The other nagging problem here -– and what limits the book’s appeal mostly to Fables aficionados -– is that almost none of the nine stories have a satisfying ending. Instead, they tend to conclude with oblique references to later events in the history of the series, as if winking to the audience at their ability to connect the dots and see how the past influences the present. “Diaspora”, one of the stronger stories in the collection, follows Snow White and Rose Red as they flee the armies destroying their world and encounter an old witch during their flight; Rose Red eventually decides to bring her along over Snow White’s objections, but the last page awkwardly announces that the three would become separated soon thereafter, and the final panel shows both girls about to be devoured by a giant wolf with the promise “that’s a tale for another night”. If you’ve read the first Fables storyline “Legends in Exile” this will make sense, but it’s frustrating to new readers.

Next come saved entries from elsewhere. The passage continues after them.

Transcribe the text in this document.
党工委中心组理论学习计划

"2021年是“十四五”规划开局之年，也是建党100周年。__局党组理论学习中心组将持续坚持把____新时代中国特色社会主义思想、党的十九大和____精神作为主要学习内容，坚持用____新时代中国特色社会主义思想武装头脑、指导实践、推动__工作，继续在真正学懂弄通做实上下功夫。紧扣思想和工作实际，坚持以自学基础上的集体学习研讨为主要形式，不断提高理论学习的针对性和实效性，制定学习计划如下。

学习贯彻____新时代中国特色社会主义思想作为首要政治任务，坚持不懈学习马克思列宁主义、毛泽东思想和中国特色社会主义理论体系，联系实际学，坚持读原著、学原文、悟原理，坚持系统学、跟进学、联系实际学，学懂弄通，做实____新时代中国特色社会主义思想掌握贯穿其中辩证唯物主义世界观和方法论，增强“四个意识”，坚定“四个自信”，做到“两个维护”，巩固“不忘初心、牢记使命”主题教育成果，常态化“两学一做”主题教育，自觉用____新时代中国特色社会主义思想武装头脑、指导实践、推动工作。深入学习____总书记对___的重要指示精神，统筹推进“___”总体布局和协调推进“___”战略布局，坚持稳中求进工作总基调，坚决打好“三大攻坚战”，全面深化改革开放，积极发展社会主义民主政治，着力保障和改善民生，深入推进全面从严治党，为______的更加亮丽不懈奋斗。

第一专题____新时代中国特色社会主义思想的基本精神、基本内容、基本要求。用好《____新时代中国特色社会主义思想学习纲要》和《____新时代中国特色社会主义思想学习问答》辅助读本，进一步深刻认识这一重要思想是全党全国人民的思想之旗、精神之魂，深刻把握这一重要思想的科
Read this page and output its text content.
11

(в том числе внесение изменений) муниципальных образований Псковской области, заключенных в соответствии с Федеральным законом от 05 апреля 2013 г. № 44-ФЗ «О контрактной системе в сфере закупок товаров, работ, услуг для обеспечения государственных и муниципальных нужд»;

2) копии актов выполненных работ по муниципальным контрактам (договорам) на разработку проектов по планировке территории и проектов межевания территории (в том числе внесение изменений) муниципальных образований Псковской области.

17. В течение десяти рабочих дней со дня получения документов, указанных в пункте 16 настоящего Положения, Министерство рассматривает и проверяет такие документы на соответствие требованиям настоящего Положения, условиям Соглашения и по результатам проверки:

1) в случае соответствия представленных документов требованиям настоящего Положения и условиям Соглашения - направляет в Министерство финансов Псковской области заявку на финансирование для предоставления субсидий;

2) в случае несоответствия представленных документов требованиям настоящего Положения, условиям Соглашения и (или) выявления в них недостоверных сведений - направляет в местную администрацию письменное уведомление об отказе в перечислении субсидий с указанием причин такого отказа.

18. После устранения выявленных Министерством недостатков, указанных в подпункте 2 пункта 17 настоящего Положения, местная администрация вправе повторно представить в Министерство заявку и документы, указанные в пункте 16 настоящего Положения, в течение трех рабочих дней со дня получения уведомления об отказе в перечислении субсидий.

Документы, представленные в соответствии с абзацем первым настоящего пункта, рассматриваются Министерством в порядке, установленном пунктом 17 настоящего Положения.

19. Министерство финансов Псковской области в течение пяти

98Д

It’s important to note that 1001 Nights of Snowfall feels very different tonally from the main series. Fables derives much of its wit and drama from the juxtaposition of contemporary life with characters who embody ancient archetypes; when the shallow yet hypnotically charismatic Prince Charming runs for Mayor, his political career acts as a sly commentary on the way many of us vote for the candidate who projects the correct image, regardless of whether or not he’s qualified. By setting its timeframe before the Fables immigrated to America, the stories are more like darker versions of traditional fairy tales (or perhaps throwbacks traditional fairy tales, pre-Disneyfication), with added helpings of violence and debauchery.

If Willingham’s writing is uneven, the artwork itself is staggeringly beautiful, and the diversity of artists makes each of the stories feel like they’re from a different world. John Bolton’s work on “The Fencing Lessons” borders on photorealism, even though it carefully switches between a lush, softer focus for its human characters, and a harsher, avant-garde approach for the ugly subterranean creatures. By contrast, Tara McPherson’s illustrations for “Diaspora” are stylized to the point of looking like caricatures, contrasting the innocence of its characters with the madness of the world around them and what they’re willing to do to survive in it.

Lacking a coherent narrative, most of what remained in my mind after reading the book was the power of its individual moments, its ability to condense all the immortal resonance of fairy tales into a few choice images. It’s the muted color palette of “A Frog’s Eye-View,” as an infinite variety of dull grays depicts the life of a man wandering aimlessly while searching for his family; his heart knows, but his mind can’t process, the knowledge that they’ve all been violently murdered. Or the dark, vivid colors of “The Witch’s Tale” that look like a revenge thriller drawn by Bosch, in which a scorned woman’s pained expression during childbirth shows both her contempt for the man who betrayed her and the awful realization that passion and true love are rarely the same thing, even though we can be fooled into thinking it for a time. Or Snow White’s expressive eyes in “The Fencing Lessons” that reveal a cunning her Prince Charming can’t begin to recognize, much less appreciate -– he’s too concerned with protecting his wife to love her as an equal. Even though it’s ultimately a mixed bag, 1001 Nights of Snowfall does manage to occasionally rise to the lofty heights that storytelling was designed for: the heartache of betrayal, the absurdity of love, the punch-drunk joy of not simply defeating our enemies but tricking them into defeating themselves. Too bad those moments are stranded like children in a haunted woods, uncertain of how they got there or where to go next.